El pañero no pudo evitar un salto del corazón cuando su adversario le hizo el saludo de armas, que él no contestó. Permanecía inmóvil, enhiesta ante él la espada como si fuese un cirio, y tan mal puesto en su guardia, que el militar, en el fondo muchacho de buen corazón, se prometió no hacerle más que un rasguño. Pero apenas se hubieron cruzado las armas, Eustaquio notó que su mano arrastraba con violencia su brazo, agitado por un extraño impulso. Hablando exactamente, sólo se daba cuenta de la existencia de su mano por los tirones poderosos que daba a los músculos del brazo. Sus movimientos tenían una fuerza y una elasticidad prodigiosas, comparables tan sólo a las de un muelle de acero; así que el militar casi se dislocó la muñeca al parar un golpe en tercera; pero un golpe en cuarta le lanzó la espada a diez pasos, mientras la de Eustaquio, sin tomar nuevo impulso, con la sola energía de su ataque, le atravesó tan violentamente el cuerpo que la cazoleta se incrustó en el pecho. Eustaquio, que no se había tirado a fondo y que además fue arrastrado por una sacudida imprevista de la mano, se habría roto la crisma al caer cuan largo era, de no hacerlo sobre el vientre de su adversario.
"¡Dios, qué muñeca! —exclamó el padrino del arcabucero—. Este buen hombre sería capaz de matar al caballero Arranca-Pinos. Verdaderamente no le ayudan la gracia ni el buen tipo; pero en cuanto a fuerza en el brazo, es peor que un arquero del país de Gales."
Entre tanto Eustaquio se levantó con ayuda de su padrino, y se quedó un momento absorto ante lo que acababa de suceder; pero cuando llegó a ver claramente al arcabucero tendido a sus pies y clavado con la espada en el suelo como un escarabajo pudiera estarlo en un círculo mágico, echó a correr de tal modo que se dejó olvidado sobre el musgo su jubón dominguero, acuchillado y adornado con franjas de seda.
Por lo demás, como el soldado estaba bien muerto, los dos padrinos no ganaban nada permaneciendo allí, y también se alejaron rápidamente. Habrían andado unos cien pasos cuando el padrino de Eustaquio exclamó, dándose una palmada en la frente:
"¿Pues no me olvidaba de mi espada, que se la presté al pañero?"
Dejó al otro que continuara su camino, y una vez en el lugar del desafío se puso a registrar los bolsillos del muerto, hallando solamente unos dados, un trozo de bramante y unos naipes sucios y viejos.
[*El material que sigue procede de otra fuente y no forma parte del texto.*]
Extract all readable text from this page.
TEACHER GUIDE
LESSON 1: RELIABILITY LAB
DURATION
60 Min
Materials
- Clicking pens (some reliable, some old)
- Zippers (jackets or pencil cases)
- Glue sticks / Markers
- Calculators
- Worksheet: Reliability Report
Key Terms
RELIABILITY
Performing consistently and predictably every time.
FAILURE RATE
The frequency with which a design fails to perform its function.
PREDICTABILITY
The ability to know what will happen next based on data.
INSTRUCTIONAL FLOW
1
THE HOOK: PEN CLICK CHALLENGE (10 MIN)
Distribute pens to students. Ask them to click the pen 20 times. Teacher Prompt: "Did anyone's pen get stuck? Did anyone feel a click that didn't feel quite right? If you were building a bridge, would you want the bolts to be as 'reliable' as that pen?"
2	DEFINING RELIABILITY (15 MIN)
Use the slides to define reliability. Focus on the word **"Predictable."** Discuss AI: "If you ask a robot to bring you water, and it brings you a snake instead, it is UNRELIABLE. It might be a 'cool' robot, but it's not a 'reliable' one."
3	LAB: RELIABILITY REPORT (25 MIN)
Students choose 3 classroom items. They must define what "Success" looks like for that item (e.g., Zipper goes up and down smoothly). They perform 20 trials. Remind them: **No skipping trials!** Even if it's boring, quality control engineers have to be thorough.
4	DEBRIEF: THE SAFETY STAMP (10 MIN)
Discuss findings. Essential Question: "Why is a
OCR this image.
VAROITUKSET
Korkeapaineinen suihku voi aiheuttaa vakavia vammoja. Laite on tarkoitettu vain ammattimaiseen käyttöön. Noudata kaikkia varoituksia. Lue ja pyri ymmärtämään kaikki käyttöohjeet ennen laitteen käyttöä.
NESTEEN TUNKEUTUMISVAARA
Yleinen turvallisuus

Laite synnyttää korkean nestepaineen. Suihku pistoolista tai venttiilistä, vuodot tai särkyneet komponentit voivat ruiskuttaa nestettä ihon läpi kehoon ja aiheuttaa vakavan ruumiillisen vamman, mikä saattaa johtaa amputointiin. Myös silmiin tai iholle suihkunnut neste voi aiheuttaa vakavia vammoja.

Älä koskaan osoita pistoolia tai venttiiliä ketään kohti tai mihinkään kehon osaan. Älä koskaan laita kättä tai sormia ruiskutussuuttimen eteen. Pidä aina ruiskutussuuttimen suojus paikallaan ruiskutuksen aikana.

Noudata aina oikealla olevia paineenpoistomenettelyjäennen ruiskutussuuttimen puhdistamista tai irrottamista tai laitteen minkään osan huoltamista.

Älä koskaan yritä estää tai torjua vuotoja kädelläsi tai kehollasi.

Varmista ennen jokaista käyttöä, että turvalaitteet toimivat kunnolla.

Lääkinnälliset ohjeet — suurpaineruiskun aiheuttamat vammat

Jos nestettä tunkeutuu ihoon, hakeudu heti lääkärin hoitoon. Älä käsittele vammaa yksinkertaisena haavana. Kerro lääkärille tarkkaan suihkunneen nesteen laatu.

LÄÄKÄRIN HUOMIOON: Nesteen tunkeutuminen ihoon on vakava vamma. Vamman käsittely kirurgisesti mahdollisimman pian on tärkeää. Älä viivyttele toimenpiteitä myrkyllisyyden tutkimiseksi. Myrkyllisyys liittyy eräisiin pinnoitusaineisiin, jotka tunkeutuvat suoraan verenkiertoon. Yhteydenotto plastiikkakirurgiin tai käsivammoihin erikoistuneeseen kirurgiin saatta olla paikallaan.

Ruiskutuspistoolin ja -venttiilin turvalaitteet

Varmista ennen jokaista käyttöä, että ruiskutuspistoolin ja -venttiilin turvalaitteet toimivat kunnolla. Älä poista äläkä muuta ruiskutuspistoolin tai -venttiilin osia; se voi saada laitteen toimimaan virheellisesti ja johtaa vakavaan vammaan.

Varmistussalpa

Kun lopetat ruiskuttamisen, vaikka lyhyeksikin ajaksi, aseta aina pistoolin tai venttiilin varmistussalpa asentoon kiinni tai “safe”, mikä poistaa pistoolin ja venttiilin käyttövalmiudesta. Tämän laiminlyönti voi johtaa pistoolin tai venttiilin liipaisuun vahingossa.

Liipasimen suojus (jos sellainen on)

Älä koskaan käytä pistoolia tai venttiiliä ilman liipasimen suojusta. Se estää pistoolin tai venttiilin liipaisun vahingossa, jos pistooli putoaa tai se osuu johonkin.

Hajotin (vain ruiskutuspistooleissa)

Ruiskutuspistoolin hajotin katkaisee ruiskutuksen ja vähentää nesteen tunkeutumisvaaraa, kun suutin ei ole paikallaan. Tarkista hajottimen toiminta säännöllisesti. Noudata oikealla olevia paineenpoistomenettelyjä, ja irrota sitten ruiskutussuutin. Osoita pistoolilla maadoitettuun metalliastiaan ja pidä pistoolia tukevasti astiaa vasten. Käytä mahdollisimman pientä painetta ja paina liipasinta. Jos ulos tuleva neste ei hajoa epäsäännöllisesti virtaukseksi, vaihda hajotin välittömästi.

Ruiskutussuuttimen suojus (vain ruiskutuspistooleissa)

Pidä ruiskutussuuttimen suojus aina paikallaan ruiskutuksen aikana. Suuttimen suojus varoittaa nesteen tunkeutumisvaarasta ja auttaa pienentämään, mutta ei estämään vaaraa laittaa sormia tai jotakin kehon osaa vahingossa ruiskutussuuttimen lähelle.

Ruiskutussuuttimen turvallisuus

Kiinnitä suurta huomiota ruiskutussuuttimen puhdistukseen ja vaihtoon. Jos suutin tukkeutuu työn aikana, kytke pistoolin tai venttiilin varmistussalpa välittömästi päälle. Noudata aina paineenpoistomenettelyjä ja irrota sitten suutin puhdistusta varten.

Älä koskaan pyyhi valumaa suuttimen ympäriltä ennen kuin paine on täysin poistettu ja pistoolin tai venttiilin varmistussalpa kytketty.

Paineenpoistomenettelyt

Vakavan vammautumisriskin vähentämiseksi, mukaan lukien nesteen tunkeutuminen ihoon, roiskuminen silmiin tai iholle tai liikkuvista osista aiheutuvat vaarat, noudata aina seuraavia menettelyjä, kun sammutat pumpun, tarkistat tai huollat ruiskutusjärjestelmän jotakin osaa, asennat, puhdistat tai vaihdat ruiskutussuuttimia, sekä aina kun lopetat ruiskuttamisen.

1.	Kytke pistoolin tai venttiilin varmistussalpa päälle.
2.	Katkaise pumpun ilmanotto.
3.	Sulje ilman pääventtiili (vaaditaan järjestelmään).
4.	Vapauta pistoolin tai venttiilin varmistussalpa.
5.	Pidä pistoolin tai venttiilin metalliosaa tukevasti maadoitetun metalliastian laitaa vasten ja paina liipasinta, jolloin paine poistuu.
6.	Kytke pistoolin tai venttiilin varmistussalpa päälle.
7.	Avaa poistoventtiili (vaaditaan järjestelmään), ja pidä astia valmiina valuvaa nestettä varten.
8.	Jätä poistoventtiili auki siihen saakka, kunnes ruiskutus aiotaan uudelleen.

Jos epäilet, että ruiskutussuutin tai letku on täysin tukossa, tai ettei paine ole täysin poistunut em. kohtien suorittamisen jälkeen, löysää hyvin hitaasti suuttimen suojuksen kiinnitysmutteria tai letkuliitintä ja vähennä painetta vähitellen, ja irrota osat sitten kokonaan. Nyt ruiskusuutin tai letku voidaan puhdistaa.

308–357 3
¡Fulaló, más que Fulaló! —murmuró—. ¡Mira que otro curda sin duqueles! ¿No tienes ni una lúa siquiera? ¡Qué el prevarengue te quimpiñe, soplamechas!"
La erudición enciclopédica de nuestro siglo nos excusa explicar en esta frase todos sus términos si no es el último, que alude a la profesión arcabucera del difunto.
No atreviéndose nuestro hombre a llevarse ninguna prenda del uniforme, pues su venta hubiera podido comprometerle, se conformó arramblando con las botas, que con el jubón de Eustaquio enrolló bajo la capa, y se alejó refunfuñando.
El pañero estuvo varios días sin salir de su casa, con el corazón oprimido por aquella muerte trágica que él había causado por unas ofensas bastante ligeras y por un medio reprobable y condenable lo mismo en este mundo que en el otro. Había momentos en que todo se le aparecía como un sueño, y si el jubón que dejó olvidado en el Pré no hubiese sido un testimonio que brillaba por su ausencia no habría creído en la exactitud de su memoria.
Una tarde, por fin, y para abrir los ojos a la realidad, se dirigió hacia el Pré-aux-Clercs haciendo como que iba a darse un paseo. Cuando vio el juego de bolos en el que se realizó el desafío padeció un mareo y tuvo que sentarse. Unos cuantos procuradores estaban allí jugando, como es costumbre suya antes de cenar. Eustaquio, cuando la neblina que empañaba sus ojos se disipó, creyó ver sobre el duro terreno, entre los pies separados de uno de los jugadores. un gran reguero de sangre.
Se levantó convulsivamente y aceleró el paso para salir del paseo, siempre llevando grabado en los ojos el reguero de sangre que, guardando su forma, se le aparecía en todos los objetos que miraba de pasada, como esas manchas lívidas que durante unos segundos bailan ante nuestros ojos cuando los fijamos en el sol.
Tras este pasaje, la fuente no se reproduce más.